How can we find all functions g such that $g(B_t)$ is a martingale? (assume g(x) is twice continuously differentiable). Let $X_t$ = $g(B_t)$, by using the Ito formula, I get
$dX_t$ = $f_{B}'$($B_t$)$dB_t$ + $\frac{1}{2}$$f_{BB}''$($B_t$)dt, then by integrating both sides, I obtain X$_t$ = g(t) + $\frac{1}{2}$$g_{B}'$(B$_t$) $-$ $\frac{1}{2}$$g_{B}'$(0). It requires that $\textbf{E}$[X$_t$|$\mathcal{F}_s$] = X$_s$ for t $\geq$ s.
It follows that we need $\textbf{E}$[g(t) - g(s) + $\frac{1}{2}$[$g_B'$(B$_t$) - $g_B'$(B$_s$)] | $\mathcal{F}_s$] = 0.
Is it correct? Not sure how to continue to solve it. Any suggestion?

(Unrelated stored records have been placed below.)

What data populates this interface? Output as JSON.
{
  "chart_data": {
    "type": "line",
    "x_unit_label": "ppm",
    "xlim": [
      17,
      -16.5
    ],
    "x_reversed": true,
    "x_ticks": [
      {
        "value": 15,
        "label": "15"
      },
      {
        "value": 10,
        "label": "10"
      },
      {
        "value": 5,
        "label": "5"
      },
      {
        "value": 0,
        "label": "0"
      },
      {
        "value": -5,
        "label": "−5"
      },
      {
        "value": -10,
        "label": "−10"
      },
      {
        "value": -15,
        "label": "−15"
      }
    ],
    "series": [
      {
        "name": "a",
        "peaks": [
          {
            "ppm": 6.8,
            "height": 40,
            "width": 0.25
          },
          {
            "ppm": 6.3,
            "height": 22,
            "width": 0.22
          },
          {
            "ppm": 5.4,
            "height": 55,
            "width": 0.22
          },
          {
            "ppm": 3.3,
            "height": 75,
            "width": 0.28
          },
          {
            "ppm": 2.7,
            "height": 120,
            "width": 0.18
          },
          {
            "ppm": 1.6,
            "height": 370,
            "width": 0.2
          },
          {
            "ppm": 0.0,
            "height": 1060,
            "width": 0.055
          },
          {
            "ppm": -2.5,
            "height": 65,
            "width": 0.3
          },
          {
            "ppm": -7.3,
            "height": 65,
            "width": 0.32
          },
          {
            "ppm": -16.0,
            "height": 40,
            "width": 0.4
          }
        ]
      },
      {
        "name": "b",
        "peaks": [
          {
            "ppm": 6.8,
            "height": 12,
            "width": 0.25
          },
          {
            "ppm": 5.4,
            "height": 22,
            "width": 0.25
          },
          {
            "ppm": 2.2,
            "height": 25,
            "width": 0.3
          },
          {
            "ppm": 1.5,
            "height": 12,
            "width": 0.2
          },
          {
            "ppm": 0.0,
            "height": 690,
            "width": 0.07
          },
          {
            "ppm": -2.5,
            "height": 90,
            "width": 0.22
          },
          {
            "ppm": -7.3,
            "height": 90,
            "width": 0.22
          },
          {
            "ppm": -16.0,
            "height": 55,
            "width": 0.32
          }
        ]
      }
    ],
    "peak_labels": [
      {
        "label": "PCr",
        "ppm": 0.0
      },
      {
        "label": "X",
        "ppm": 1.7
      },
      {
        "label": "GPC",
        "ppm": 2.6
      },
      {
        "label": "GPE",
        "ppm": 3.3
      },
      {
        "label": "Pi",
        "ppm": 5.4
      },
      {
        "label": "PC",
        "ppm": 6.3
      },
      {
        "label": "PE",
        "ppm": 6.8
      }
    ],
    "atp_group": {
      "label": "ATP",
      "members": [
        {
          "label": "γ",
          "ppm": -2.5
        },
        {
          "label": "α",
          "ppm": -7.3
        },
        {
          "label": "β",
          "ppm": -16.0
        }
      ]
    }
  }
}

Your integration of both sides doesn't make any sense to me. You should get $$X_t = g(0) + \int_0^t g'(B_s)\,dB_s + \frac{1}{2} \int_0^t g''(B_s)\,ds$$ and then observe that a martingale has zero bounded variation part, so you will get a martingale only if the last term on the right side vanishes. You also need to ensure that the $dB_s$ term is a martingale, and not just a local martingale. That should give you an idea of an appropriate condition on $g$...